Prendere a calci un pallone, prendere a calci la guerra
Mohammed Saleh va giù come un sacco al novantesimo più dieci minuti, fronte nell’erba fa il gesto di una sajda – la prosternazione – poi si alza la maglietta sul viso e piange, piange, piange. Tre a zero a Hong Kong, che da sola è una potenza e ha la seconda Borsa d’Asia – il suo paese nemmeno esiste e la Borsa non sa cosa sia, ma nel calcio esistono i miracoli e questo è uno. Stadio Bin Khalifa di Doha, la Palestina ha superato la fase a gironi in Coppa d’Asia per la prima volta nella storia. Sugli spalti non c’è un occhio asciutto.

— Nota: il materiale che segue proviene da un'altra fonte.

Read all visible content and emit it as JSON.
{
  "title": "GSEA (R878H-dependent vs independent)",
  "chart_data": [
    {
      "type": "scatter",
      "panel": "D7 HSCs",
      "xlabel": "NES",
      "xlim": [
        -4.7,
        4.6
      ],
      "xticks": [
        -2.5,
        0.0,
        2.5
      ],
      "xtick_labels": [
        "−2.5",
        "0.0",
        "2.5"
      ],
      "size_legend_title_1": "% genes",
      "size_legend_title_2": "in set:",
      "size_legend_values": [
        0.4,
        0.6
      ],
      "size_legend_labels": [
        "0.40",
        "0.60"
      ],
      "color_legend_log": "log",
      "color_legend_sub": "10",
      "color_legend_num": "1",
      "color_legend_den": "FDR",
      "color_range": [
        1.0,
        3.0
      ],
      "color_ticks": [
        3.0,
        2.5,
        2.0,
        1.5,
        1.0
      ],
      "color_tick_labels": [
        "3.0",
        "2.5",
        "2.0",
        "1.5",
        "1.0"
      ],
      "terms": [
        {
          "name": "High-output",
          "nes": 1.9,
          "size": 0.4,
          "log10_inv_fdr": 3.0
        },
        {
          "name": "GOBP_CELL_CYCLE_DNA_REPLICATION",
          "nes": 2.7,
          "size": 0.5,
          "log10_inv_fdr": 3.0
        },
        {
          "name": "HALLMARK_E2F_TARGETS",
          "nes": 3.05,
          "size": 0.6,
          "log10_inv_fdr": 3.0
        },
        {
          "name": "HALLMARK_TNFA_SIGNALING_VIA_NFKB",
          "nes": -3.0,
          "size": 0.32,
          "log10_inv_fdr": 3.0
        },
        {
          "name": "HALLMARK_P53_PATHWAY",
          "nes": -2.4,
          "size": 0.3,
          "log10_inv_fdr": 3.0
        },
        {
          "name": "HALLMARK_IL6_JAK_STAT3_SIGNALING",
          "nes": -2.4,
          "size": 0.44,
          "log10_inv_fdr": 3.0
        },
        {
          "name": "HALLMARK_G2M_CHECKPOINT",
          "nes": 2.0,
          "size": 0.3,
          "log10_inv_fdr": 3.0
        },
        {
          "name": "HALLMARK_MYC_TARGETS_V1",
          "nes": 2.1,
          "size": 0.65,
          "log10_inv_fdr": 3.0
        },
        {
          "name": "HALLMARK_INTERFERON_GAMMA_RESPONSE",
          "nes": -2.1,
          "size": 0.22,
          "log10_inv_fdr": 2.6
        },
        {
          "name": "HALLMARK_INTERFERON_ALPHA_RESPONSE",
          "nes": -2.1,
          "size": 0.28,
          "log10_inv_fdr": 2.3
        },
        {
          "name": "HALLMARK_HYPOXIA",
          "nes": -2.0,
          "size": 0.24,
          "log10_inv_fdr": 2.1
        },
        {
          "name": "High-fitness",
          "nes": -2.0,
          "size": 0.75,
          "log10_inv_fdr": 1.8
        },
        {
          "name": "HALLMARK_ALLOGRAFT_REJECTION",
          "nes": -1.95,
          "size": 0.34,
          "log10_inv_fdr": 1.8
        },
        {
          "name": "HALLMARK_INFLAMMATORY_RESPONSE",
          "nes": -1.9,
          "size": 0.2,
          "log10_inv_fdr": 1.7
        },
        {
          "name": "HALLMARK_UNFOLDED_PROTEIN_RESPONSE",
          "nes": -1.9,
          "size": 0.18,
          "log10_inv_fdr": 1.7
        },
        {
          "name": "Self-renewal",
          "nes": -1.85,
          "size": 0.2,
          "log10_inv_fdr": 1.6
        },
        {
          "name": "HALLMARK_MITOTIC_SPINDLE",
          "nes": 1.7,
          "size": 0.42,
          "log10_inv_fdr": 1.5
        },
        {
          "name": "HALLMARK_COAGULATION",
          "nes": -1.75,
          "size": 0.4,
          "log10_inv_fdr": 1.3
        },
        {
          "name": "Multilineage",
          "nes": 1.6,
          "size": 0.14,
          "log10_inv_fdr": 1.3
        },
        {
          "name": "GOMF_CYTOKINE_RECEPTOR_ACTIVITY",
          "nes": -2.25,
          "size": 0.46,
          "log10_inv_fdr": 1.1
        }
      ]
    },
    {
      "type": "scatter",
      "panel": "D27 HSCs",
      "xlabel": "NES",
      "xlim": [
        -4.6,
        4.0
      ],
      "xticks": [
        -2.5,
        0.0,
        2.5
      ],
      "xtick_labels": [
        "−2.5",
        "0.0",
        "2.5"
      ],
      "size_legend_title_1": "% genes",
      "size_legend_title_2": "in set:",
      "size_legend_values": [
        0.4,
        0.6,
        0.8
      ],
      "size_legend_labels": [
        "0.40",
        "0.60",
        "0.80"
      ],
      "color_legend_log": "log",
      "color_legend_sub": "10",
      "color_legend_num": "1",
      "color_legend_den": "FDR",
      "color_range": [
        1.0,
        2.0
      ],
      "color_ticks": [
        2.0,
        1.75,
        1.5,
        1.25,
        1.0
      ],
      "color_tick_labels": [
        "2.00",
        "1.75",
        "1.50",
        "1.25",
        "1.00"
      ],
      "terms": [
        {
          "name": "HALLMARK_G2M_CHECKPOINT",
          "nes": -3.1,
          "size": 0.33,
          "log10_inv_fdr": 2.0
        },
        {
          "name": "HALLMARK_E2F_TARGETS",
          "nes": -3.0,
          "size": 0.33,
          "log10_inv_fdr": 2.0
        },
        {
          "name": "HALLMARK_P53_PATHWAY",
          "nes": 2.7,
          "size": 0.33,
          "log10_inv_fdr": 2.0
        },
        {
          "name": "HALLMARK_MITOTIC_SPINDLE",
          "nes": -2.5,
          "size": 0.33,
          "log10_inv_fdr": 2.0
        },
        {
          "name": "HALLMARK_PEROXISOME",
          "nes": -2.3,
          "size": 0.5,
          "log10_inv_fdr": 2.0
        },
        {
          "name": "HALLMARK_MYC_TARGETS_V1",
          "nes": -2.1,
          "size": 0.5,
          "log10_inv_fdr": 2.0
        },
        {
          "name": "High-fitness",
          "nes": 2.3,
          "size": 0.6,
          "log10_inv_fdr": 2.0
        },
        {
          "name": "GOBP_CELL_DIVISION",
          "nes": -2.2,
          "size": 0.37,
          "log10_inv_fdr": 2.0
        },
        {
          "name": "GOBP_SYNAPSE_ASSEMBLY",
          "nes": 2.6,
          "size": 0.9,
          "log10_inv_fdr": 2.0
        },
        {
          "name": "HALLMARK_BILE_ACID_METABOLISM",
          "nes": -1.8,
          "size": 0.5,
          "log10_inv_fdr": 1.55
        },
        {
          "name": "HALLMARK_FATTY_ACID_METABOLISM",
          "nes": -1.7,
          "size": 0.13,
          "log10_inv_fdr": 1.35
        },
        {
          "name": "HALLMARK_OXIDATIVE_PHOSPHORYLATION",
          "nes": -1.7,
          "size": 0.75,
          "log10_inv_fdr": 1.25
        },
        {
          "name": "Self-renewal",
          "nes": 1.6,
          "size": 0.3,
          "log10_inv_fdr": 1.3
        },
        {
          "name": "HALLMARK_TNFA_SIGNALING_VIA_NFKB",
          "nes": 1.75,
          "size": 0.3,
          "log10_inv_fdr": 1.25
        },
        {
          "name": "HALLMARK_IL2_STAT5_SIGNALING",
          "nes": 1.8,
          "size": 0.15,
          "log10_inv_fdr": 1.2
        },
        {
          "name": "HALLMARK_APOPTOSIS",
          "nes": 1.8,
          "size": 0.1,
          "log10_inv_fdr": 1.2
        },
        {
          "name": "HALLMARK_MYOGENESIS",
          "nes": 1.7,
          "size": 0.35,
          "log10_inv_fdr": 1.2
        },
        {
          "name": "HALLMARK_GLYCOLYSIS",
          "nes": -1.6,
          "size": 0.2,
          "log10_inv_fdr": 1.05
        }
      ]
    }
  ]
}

Mohammed è un difensore centrale, mestiere rude e intimidatorio. Ma è un gazawi, un nativo di Gaza martoriata dove ieri è stato un giorno di sangue peggio dei cento precedenti e di quelli prima ancora. Si è salvato col pallone, ha giocato a Malta e poi in Egitto, gli è andata bene. Il suo compagno di squadra Hazem Alrekhawi lo prese un missile di F-16 dentro un bus nel 2008, aveva 19 anni ed era già nel frigo della morgue quando si mosse un poco: è vivo, non gioca più in nazionale – suo fratello Mohammed, calciatore nel Shabab di Rafah, lo hanno tirato fuori dalle macerie l’11 ottobre ultimo scorso. Come cugini, fratelli e padri di mezza nazionale.
Eliminata la Cina, eliminata l’India, superpotenze mondiali: come fai a non amare il calcio? Forza Palestina! Israele gioca in un altro campionato dai tempi della guerra del Kippur. Il nostro.